Un altro modo di misurare le dimensioni Chiediamoci: "Come posso essere umile"? Proverbi 3,34 fu così vero e attuale quasi 1000 anni dopo che Salomone scrisse le sue sagge parole che gli apostoli Giovanni e Pietro lo usarono nei loro insegnamenti. Nella sua lettera, che spesso parla di sottomissione e servizio, Paolo scrive: «Dovresti ... vestirti con umiltà [cintura]» (1 Pietro 5,5; Schlachter 2000). Con questa metafora, Peter usa l'immagine di un servo che indossa un grembiule speciale e mostra così la sua volontà di servire. Peter disse: "Sii pronto a servirci umilmente". Senza dubbio Pietro stava pensando all'ultima cena quando Gesù indossò un grembiule e lavò i piedi ai discepoli (Giovanni 13,4-17). Il termine "cintura" usato da Giovanni è lo stesso usato da Pietro. Gesù prese il grembiule e si fece il servo di tutti. Si inginocchiò e si lavò i piedi. In tal modo, ha introdotto un nuovo modo di vivere in cui le dimensioni sono misurate da quanto serviamo gli altri. Guarda con orgoglio gli altri e dice "Servimi!", L'umiltà si inchina davanti agli altri e dice "Come posso servirti?" È l'opposto di ciò che sta accadendo nel mondo in cui ti viene chiesto di manipolare, eccellere e metterti sotto una luce migliore davanti agli altri. Adoriamo un Dio umile che si inginocchia davanti alle Sue creature per servirle. È fantastico!

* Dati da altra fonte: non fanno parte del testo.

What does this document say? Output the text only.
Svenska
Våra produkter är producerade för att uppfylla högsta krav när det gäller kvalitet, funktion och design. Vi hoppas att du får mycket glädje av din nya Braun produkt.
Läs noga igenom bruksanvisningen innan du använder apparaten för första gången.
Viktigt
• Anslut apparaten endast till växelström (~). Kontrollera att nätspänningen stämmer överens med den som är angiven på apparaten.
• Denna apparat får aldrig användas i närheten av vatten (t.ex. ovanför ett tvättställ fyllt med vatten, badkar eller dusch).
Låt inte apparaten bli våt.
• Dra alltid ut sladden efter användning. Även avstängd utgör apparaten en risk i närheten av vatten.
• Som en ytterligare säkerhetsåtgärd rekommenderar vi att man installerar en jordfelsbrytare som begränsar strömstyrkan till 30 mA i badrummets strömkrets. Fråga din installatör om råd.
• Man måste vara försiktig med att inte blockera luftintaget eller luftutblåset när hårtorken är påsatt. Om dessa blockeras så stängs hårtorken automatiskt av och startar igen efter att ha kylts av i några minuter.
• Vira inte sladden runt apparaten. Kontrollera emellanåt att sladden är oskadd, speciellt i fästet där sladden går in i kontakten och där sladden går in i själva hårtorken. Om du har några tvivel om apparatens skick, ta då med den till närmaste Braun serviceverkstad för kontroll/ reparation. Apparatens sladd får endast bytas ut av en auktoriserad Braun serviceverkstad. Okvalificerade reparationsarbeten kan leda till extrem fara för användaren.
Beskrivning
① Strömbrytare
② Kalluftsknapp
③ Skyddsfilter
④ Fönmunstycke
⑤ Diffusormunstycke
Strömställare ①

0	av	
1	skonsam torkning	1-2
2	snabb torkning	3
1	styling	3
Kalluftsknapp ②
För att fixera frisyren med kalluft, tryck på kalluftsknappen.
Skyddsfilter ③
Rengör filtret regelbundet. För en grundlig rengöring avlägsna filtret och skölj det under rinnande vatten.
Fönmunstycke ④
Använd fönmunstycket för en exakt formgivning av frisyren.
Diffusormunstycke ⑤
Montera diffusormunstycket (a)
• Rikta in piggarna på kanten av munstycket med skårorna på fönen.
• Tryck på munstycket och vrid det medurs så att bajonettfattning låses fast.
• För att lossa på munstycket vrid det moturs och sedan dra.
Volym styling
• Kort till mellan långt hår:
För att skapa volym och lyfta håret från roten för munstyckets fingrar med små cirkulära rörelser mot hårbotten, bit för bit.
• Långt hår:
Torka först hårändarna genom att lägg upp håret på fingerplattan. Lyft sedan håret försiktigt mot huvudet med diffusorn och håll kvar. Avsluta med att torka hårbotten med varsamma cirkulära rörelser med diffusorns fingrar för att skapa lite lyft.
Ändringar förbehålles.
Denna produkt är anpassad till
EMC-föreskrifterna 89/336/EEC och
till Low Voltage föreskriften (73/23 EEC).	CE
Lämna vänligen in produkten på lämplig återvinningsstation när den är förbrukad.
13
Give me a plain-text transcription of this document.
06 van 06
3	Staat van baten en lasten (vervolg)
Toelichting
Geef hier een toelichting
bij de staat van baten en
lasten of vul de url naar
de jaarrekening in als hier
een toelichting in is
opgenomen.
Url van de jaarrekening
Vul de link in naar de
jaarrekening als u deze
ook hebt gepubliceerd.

"Fai come ti ho fatto" Essere umili non significa che pensiamo inferiore a noi stessi o che abbiamo una bassa opinione dei nostri talenti e carattere. Non si tratta certamente di presentarsi come niente e nessuno. Perché quello sarebbe un orgoglio contorto che mira ad essere elogiato per essere umile! L'umiltà non ha nulla a che fare con la difesa, il voler avere l'ultima parola o abbattere gli altri per dimostrare la sua superiorità. Siamo orgogliosi di gonfiarci in modo da sentirci indipendenti da Dio, considerarci più importanti e perderci di vista. L'umiltà ci fa essere soggetti a Dio e riconoscere che siamo totalmente dipendenti da lui. Ciò significa che non ci guardiamo, ma ci rivolgiamo completamente a Dio, che ci ama e ci guarda meglio di noi.

Dopo aver lavato i piedi ai suoi discepoli, Gesù disse: "Fai come ho fatto per te". Non ha detto che l'unico modo per servire era lavare i piedi agli altri, ma ha dato loro un esempio di come vivere. L'umiltà è costantemente e consapevolmente alla ricerca di modi per servire. Ci aiuta ad accettare la realtà, che è che grazie alla grazia di Dio siamo i Suoi vasi, i Suoi portatori e rappresentanti nel mondo. Madre Teresa fu un esempio di "umiltà attiva". Ha detto di aver visto il volto di Gesù sui volti di tutti quelli che ha aiutato. Potremmo non essere chiamati ad essere la prossima Madre Teresa, ma dovremmo solo essere più preoccupati dei bisogni dei nostri simili. Ogni volta che siamo tentati di prenderci troppo sul serio, è consigliabile ricordare le parole dell'arcivescovo Helder Camara: "Quando appaio in pubblico e un vasto pubblico applaude e applaude, mi rivolgo a Cristo e digli semplicemente: Signore, questa è la tua entrata trionfale a Gerusalemme! Sono solo l'asinello che cavalchi ».